The album opens with the love song “Put It On a T-shirt,” a love song that can best be described as Bob Dylan meets Vampire Weekend, with lyrics like “My ego sang me lullabies and my conscience sang the blues.” The song explores the camaraderie that comes with being in love–people may not always have the best opinions, but now they can say it about two people instead of one. The nostalgic “Your Love is My Favorite Band” is a similar case, though with more of an ‘80s flair in the synth, brightening up the instrumentation. The vibrant, bouncy sound of “Put It On a T-shirt” and “Your Love is My Favorite Band” make it feel like the Vaccines are campaigning for a spot on an indie romcom soundtrack–and succeeding.

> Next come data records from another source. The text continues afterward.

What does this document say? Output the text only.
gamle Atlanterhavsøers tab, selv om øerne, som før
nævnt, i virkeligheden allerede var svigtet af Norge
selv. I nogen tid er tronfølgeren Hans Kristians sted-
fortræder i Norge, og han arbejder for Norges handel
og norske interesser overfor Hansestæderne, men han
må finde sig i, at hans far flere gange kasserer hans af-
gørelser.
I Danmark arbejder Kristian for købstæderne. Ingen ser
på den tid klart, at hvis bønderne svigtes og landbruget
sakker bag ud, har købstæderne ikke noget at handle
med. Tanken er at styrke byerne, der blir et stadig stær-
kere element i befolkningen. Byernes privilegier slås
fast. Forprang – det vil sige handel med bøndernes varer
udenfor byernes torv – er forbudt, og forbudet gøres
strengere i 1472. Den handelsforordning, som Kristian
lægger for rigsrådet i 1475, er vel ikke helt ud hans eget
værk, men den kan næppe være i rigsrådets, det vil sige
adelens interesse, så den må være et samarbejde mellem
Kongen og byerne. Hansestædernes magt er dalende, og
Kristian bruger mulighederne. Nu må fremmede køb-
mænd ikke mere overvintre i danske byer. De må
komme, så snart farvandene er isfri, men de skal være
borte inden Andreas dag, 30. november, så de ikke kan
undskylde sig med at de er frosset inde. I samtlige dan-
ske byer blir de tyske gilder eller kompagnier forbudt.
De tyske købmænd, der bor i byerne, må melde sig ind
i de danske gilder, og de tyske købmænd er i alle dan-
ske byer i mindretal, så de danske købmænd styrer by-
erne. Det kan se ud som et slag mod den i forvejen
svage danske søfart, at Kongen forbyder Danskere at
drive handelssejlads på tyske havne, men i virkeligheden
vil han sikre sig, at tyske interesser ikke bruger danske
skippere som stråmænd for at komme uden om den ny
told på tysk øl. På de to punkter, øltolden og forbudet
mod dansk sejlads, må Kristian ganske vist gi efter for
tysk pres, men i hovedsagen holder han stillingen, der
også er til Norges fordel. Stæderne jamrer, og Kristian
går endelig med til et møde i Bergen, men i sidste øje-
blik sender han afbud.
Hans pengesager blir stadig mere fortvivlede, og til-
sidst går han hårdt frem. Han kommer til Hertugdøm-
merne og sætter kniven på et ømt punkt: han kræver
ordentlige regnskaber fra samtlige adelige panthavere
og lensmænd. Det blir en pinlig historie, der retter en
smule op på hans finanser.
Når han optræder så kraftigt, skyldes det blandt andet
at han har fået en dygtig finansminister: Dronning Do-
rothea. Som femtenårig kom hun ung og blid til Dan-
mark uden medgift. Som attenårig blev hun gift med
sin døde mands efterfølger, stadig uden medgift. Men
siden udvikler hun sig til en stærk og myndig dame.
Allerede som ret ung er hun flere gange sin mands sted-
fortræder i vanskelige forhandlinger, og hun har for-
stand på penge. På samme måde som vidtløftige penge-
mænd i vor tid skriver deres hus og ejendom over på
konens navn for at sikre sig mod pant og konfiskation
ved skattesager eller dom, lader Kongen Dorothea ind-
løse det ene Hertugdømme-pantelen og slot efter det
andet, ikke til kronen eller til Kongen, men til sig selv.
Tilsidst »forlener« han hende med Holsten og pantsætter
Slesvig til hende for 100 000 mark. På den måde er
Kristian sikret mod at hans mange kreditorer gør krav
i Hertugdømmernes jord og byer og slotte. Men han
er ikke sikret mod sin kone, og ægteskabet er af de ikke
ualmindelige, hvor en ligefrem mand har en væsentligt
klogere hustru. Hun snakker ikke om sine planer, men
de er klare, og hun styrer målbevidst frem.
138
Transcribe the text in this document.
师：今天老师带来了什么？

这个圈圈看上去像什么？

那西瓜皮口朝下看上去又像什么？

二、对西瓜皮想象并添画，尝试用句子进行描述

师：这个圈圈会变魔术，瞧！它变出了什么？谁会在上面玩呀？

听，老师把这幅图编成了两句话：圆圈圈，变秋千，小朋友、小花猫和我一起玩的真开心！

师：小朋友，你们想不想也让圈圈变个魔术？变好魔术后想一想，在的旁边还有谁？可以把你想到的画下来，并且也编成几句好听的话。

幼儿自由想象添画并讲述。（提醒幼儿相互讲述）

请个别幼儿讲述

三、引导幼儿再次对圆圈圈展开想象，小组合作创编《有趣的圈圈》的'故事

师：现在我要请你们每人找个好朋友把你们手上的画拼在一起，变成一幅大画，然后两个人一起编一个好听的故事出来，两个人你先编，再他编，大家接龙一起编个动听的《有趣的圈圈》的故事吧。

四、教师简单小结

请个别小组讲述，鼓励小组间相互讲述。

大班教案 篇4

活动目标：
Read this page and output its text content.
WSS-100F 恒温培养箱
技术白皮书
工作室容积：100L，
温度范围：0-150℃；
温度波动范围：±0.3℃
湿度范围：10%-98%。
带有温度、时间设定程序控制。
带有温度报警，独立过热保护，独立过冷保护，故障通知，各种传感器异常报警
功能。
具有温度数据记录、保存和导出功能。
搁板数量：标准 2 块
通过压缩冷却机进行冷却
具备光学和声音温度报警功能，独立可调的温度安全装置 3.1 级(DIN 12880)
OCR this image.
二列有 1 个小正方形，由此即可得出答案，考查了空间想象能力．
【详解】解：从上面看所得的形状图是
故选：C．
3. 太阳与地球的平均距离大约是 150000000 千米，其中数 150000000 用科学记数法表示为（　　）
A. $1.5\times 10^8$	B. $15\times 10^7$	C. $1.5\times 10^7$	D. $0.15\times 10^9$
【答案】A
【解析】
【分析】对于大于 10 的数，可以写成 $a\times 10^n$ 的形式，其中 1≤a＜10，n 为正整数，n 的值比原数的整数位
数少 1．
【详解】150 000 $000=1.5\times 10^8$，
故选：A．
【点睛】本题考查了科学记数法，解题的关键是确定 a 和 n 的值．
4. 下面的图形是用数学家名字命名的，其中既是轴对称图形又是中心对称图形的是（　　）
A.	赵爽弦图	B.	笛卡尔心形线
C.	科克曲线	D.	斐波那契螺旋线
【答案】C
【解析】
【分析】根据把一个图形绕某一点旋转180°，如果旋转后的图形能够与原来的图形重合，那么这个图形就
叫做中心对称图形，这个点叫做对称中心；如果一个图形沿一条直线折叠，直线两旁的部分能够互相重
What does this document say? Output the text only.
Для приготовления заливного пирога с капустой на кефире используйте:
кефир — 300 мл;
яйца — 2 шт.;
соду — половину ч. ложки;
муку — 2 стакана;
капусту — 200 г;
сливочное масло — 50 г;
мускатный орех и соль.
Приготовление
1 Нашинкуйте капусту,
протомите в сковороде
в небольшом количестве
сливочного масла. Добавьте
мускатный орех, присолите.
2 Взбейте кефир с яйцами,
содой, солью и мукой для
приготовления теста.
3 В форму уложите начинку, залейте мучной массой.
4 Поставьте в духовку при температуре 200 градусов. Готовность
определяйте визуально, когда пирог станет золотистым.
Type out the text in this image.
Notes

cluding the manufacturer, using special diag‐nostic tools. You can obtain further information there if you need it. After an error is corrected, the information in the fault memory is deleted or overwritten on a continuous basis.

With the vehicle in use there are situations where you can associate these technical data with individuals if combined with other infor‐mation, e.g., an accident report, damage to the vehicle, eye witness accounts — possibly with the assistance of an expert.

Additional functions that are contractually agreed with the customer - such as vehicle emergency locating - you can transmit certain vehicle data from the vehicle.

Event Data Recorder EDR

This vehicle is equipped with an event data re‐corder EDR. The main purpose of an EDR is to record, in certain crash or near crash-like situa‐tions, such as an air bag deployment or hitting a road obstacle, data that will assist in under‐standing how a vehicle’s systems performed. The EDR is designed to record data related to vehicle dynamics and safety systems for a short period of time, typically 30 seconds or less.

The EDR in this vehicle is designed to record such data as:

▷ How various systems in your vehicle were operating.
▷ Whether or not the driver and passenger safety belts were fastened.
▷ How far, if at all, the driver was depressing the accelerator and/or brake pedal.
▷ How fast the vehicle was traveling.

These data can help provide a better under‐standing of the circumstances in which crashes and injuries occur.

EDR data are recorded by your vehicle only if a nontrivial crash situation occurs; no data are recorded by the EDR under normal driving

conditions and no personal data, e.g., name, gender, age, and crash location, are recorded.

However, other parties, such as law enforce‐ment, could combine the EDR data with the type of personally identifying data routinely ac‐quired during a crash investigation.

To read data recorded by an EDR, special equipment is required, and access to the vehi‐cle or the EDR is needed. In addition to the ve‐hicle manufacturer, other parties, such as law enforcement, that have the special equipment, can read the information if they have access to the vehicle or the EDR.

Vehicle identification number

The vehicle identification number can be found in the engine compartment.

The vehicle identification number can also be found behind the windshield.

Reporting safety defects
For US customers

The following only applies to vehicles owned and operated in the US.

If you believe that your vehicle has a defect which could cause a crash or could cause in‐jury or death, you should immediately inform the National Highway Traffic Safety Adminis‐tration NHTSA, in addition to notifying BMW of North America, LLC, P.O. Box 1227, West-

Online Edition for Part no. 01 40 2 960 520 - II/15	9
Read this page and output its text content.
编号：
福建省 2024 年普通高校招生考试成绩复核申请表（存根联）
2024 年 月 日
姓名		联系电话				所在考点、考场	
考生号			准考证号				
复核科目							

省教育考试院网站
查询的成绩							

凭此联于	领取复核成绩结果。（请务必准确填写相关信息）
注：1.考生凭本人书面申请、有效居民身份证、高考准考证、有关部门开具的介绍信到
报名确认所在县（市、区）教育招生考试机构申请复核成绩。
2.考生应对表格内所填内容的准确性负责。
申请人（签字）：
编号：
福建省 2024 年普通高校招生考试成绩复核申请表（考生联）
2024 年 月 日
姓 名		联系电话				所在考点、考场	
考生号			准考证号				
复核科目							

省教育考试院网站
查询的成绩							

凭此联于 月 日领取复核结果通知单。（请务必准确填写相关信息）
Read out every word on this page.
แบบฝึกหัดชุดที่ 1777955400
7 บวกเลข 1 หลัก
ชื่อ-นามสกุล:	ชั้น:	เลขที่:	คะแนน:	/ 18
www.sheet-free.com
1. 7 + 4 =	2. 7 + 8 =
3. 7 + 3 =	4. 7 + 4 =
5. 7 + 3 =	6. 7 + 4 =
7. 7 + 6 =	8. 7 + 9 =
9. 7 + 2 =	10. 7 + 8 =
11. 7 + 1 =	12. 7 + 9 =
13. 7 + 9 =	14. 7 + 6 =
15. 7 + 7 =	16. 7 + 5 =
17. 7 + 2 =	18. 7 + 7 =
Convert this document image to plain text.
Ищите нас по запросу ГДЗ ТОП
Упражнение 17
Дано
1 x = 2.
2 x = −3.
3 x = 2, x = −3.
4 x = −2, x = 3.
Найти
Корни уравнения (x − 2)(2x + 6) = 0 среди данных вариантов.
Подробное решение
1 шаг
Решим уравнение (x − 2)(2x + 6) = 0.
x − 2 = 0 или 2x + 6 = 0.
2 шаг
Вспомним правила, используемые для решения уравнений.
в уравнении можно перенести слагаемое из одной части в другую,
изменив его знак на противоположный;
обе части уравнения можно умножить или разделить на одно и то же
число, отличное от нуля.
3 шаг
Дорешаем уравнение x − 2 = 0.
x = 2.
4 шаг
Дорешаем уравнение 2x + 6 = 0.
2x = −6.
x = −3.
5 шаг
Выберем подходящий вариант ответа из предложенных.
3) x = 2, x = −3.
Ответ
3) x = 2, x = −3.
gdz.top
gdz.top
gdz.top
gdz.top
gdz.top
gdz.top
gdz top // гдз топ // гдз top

The love songs might keep the energy up on Combat Sports, but the album’s lead single takes it to another level entirely. Arguably the best and most radio-friendly from the album, “I Can’t Quit” is a rollicking, shout-ridden break up song that demands a singalong. The true success of the song (besides its catchiness) is in its versatility; you can easily see yourself yelling along to it in the car, cheering to it at a stadium, and watching it be abused by commercials in the future–in fact, the NCAA used it in its Final Four commercials just this past weekend.
Interestingly, there’s only one slower song on the album; Combat Sports takes a breather with “Young American,” a soft, languid track reminiscent of “The Only Ones Who Know” by the Arctic Monkeys all about desire and devotion. Rather than interrupt the flow of an exuberant, frisky album, “Young American” provides the perfect break to lead into the frenetic energy of the album’s second half.
However, the Vaccines haven’t abandoned their quintessential garage rock sound entirely; longtime Vaccines fans will find their punk-ish roots on tracks like the Ramones-esque ode to escaping your problems “Surfing in the Sky” and the frenetic nostalgia of “Nightclub.” The latter, which appears to nod towards Blondie’s “One Way or Another,” has the band chasing intense guitar riffs and drumbeats while examining more frivolous relationships of the past. “You can’t fight fire with the feeling of desire,” Hayward sings, sharing newfound wisdom. While the lackadaisical “Take It Easy” might have more indiepop flair in its sound, the sarcastic edge to the lyrics earns punk stripes.
Combat Sports proves to be another dynamic album for the Vaccines, one with a fresh spin. Their new indiepop flair cooperates with their heavy guitars and punk attitude towards love in order to freshen up their sound, infusing new life into their songs. This perfect blend of garage rock and indie-pop is sure to lure in both new and old fans looking for songs to brighten up their playlists for the spring and summer–especially album highlights “I Can’t Quit,” “Your Love is My Favorite Band,” and “Nightclub,” which will take up residence in your head long after you’ve listened to them.